Labor leader Kevin Rudd’s media minders have been leaving no stone unturned in their efforts to make him appear all things to all people. Before the corks start popping, it may be prudent for Team Rudd to leave the headlines alone for a while and spend some time defining federal Labor’s policies and vision for the nation. This lack of substance and some poor strategic decisions by Rudd reek of an opposition which is taking the electorate for granted.
Rudd’s defining error was his decision to appoint Queenslander Wayne Swan as shadow treasurer over the more widely respected Melbourne MP, Lindsay Tanner. Swan’s previous performance in the portfolio had been utterly lacklustre compared with Tanner’s far-reaching economic policy agenda. In ignoring Tanner’s sophisticated policy architecture, Rudd bowed to factionalism instead of the national interest.
Rudd then hired Bob Carr’s former spin doctor, Walt Secord, as his director of communications. Secord was widely recognised for his media cunning during Carr’s decade as New South Wales premier in a period where style was always the priority over substance. Rudd has apparently accepted the corresponding cost of a government lulled into policy paralysis for which NSW is now paying the price.
Installing celebrity broadcaster Maxine McKew to stand against the Prime Minister in his Sydney seat of Bennelong was also a breathtaking display of hubris. With all the marginal seats available to McKew, the decision to pit her against the serving PM is a wilting display of leadership egotism. In addition to blanching at the odds, Rudd might have considered Victorian Labor’s disastrous experiment with another former ABC celebrity, Mary Delahunty.
Bolstering Wayne Swan’s background in the Queensland Labor organisation Rudd has also lured policy director Pradeep Phillip from his most recent gig with the Beattie Government. If these misjudgements weren’t enough, the putative first lady has added fuel to the fire by ruling out divestment of her multimillion-dollar business interests if a Rudd government comes to fruition.
The Australian business activities of Rudd’s wife, Therese Rein, have a heavy dependence on funding from federal government employment programs.
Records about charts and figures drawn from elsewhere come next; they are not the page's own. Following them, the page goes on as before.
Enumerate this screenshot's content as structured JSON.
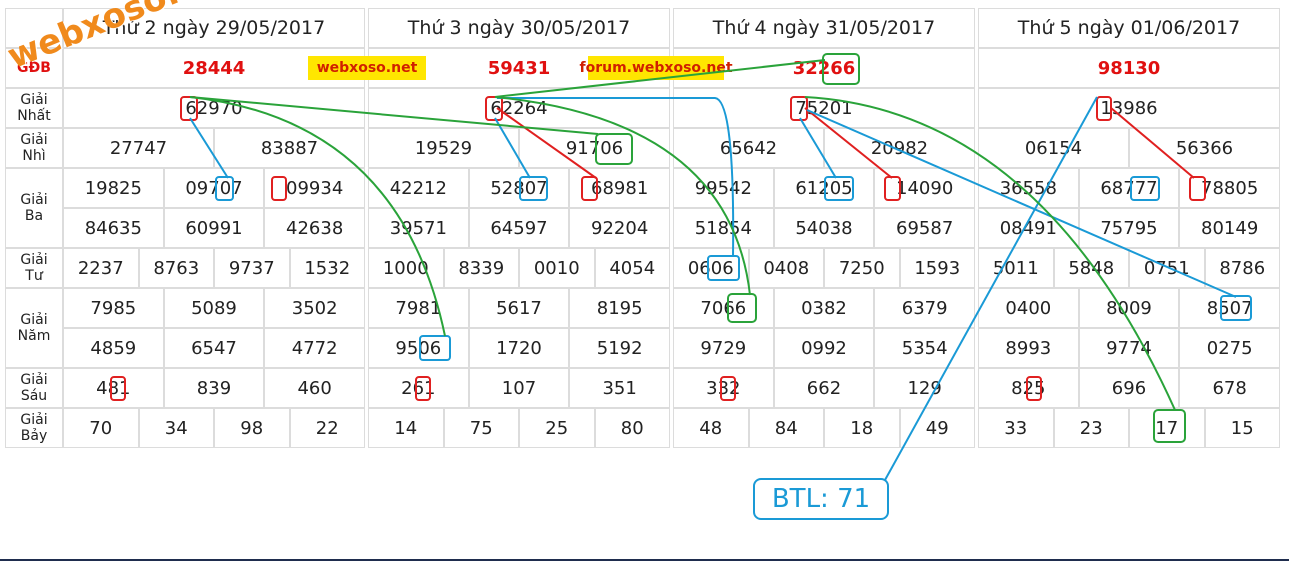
{
  "row_labels": [
    "GĐB",
    "Giải Nhất",
    "Giải Nhì",
    "Giải Ba",
    "Giải Tư",
    "Giải Năm",
    "Giải Sáu",
    "Giải Bảy"
  ],
  "days": [
    {
      "header": "Thứ 2 ngày 29/05/2017",
      "db": "28444",
      "nhat": [
        "62970"
      ],
      "nhi": [
        "27747",
        "83887"
      ],
      "ba": [
        "19825",
        "09707",
        "09934",
        "84635",
        "60991",
        "42638"
      ],
      "tu": [
        "2237",
        "8763",
        "9737",
        "1532"
      ],
      "nam": [
        "7985",
        "5089",
        "3502",
        "4859",
        "6547",
        "4772"
      ],
      "sau": [
        "481",
        "839",
        "460"
      ],
      "bay": [
        "70",
        "34",
        "98",
        "22"
      ]
    },
    {
      "header": "Thứ 3 ngày 30/05/2017",
      "db": "59431",
      "nhat": [
        "62264"
      ],
      "nhi": [
        "19529",
        "91706"
      ],
      "ba": [
        "42212",
        "52807",
        "68981",
        "39571",
        "64597",
        "92204"
      ],
      "tu": [
        "1000",
        "8339",
        "0010",
        "4054"
      ],
      "nam": [
        "7981",
        "5617",
        "8195",
        "9506",
        "1720",
        "5192"
      ],
      "sau": [
        "261",
        "107",
        "351"
      ],
      "bay": [
        "14",
        "75",
        "25",
        "80"
      ]
    },
    {
      "header": "Thứ 4 ngày 31/05/2017",
      "db": "32266",
      "nhat": [
        "75201"
      ],
      "nhi": [
        "65642",
        "20982"
      ],
      "ba": [
        "99542",
        "61205",
        "14090",
        "51854",
        "54038",
        "69587"
      ],
      "tu": [
        "0606",
        "0408",
        "7250",
        "1593"
      ],
      "nam": [
        "7066",
        "0382",
        "6379",
        "9729",
        "0992",
        "5354"
      ],
      "sau": [
        "332",
        "662",
        "129"
      ],
      "bay": [
        "48",
        "84",
        "18",
        "49"
      ]
    },
    {
      "header": "Thứ 5 ngày 01/06/2017",
      "db": "98130",
      "nhat": [
        "13986"
      ],
      "nhi": [
        "06154",
        "56366"
      ],
      "ba": [
        "36558",
        "68777",
        "78805",
        "08491",
        "75795",
        "80149"
      ],
      "tu": [
        "5011",
        "5848",
        "0751",
        "8786"
      ],
      "nam": [
        "0400",
        "8009",
        "8507",
        "8993",
        "9774",
        "0275"
      ],
      "sau": [
        "825",
        "696",
        "678"
      ],
      "bay": [
        "33",
        "23",
        "17",
        "15"
      ]
    }
  ],
  "badges": [
    "webxoso.net",
    "forum.webxoso.net"
  ],
  "watermark": "webxoso.net",
  "note": "BTL: 71"
}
Rudd has acknowledged he will need to excuse himself from cabinet meetings during consideration of employment policy decisions if he becomes prime minister.
The indelible linkages between employment programs and social welfare benefits and associated training policy mean that Rudd may have to absent himself from policy discussion affecting up to a quarter of government outlays.
As if to distance himself from his family’s wealth, Rudd has unsuccessfully tried to shed the clothes of a fundamentally secure childhood in favour of the rather ill-fitting rags of victimhood.
While all of this makes excellent breakfast reading, people are now scouring the morning papers for insight into meaningful policy plans.
If Rudd and his media machine genuinely expect to lure away the swinging voters who underpin John Howard’s reign, then it would be wise to start focusing on how he will improve health and education systems, how he will improve export performance, infrastructure development and ecological health. Rather than maintaining his silence, he must also outline specific policy detail on mental health, industrial relations, refugees and foreign policy. Gimmicks like the Anzac Day charade just won’t cut the mustard.
Of course most of the Australian Labor leaders, including Rudd, have adopted UK Prime Minister Tony Blair as their model of electoral success. Sadly, they have replicated none of his success in health, education or technology; instead they have been transfixed by what British author Peter Riddell describes as the Blair Government’s perpetual state of campaign mode.
Labor’s current lack of policy substance reflects Rudd’s reluctance to share personal philosophical leanings that aren’t all that far away from those of the incumbent government. Of course it would be pointless to ask an electorate to choose between populist clones when it knows that John Howard wrote the book.
If Rudd wants to consolidate Labor’s popularity then he had better resist the blandishments of the one-trick ponies who are running his machinery.
Australians need to understand and share Rudd’s convictions in order to follow him any further. Rudd has the same generational opportunity Gough Whitlam enjoyed in 1972. Whether he has the skill to grasp the opportunity is certainly far from clear.